Cuando llegamos a casa, nos recibió mi padre con la mano izquierda inmóvil, metida en el bolsillo de la chaqueta. Como si fuese manco.
Cuando le preguntamos por ella, por qué la tenía allí guardada, la sacó con dificultad. La tenía hinchada como una bota de vino. Y palpitante y dolorida, tanto que no podías ni rozársela. Nos confesó que había pasado una noche malísima, que apenas había podido dormir, pues el más mínimo movimiento, al variar la posición de esa mano, le hacía ver las estrellas. Que habían llamado, mi madre y él, a una mujer que ellos conocen, una señora que le alivió una vez una tendinitis, que también echa las cartas y pasa el agua... Yo no daba crédito.
De manera que dejé las maletas en la habitación y me lo llevé al ambulatorio de La Villa, a urgencias, a pesar de sus protestas.
Cuando llegamos, apenas unos minutos después de las ocho de la tarde, estaban unos adolescentes arrastrando a un amigo con una borrachera gloriosa. "Coma etílico", dictaminó el médico de guardia, que los esperaba a la puerta. "¡Qué pocas cosas cambian!", pensé. Todos los viernes, más o menos a esas mismas horas, ya pasaban estas cosas en mi pueblo cuando uno tenía la edad de esos chavales.
Yo pienso que mi padre no quería que lo viese un médico porque creía que lo irían a ingresar, como en el verano. Pero no. El médico, un joven encantador, le aseguró que era ácido úrico, gota. Le recetó corticoides y nos mandó para casa. Volvía mi padre, con ese diagnóstico y antes incluso de tomarse la primera pastilla, muy aliviado.

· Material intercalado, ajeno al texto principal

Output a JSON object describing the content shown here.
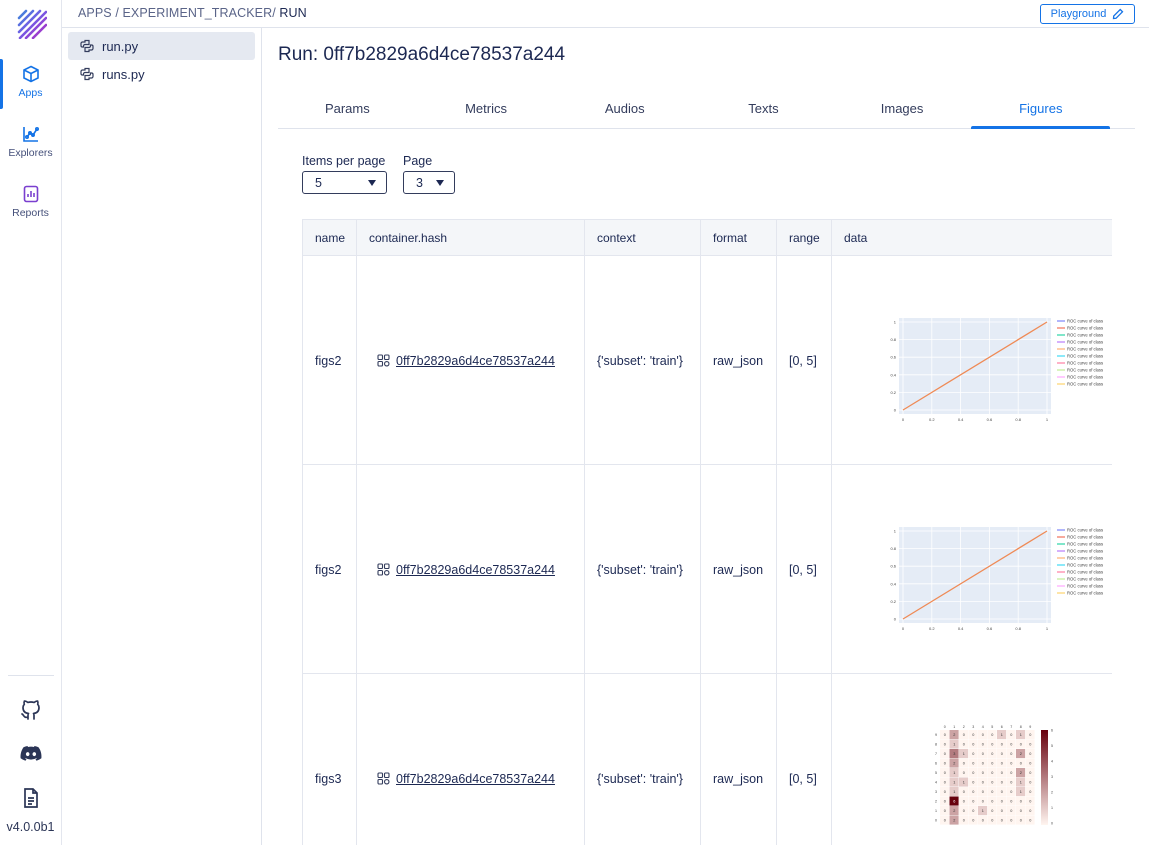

Arreglado ese primer imprevisto, a la mañana siguiente tuve que llevar el coche al taller. El día anterior, cuando ya estábamos llegando a nuestro destino, a la altura de Vega del Ciego había saltado la señal de que iba el aceite del motor algo escaso. Me acerqué al más cercano, al lado de la carnicería de Benido, una carnicería que no cierra nunca y tiene horario de supermercado chino. Estaban en el taller el dueño y un amigo suyo, de tertulia. Había en el taller un único coche, un seat 600 de los que abrían las puertas hacia la derecha, esto es, antiquísimo. Mientras recebaban nuestro motor con el litro de aceite que le faltaba, se quejaban de cómo han mudado los tiempos, de que ahora todo está hecho de plástico, y todo se fía a la electrónica y los ordenadores, que ya ni varilla para saber cómo va el nivel de aceite llevan la mayoría... El nuestro sí la tenía -yo me enteré en ese mismo momento-. La comprobaron y, efectivamente, el ordenador de abordo llevaba razón. Y me contaron la triste historia de un señor que bajando de San Isidro tuvo la mala suerte de que una piedra le diese en los bajos de su coche, descomponiéndole el sensor que le indicaba ese nivel. Y que como no tenía esa varilla y nadie le avisó, acabó por quemársele el motor. Andaba ahora ese hombre, me informaron, de pleito con el seguro, que se negaba a hacerse cargo... Llovía afuera, y se estaba bien en ese pequeño taller, escuchando las elegías mecánicas de esos dos hombres, al lado de ese 600 que mantenían impecable. Pero tenía otras cosas que hacer, me esperaba P. para irnos a Oviedo y tras pagarle lo que me pidió tras un cálculo mental y dubitativo -"Dame..., hum, doce euros..."-, me despedí muy cortésmente.
Nos fuimos, P. y yo, dejando la mano de mi padre muy mejorada y fuera ya del bolsillo y el coche con el nivel de aceite que conviene.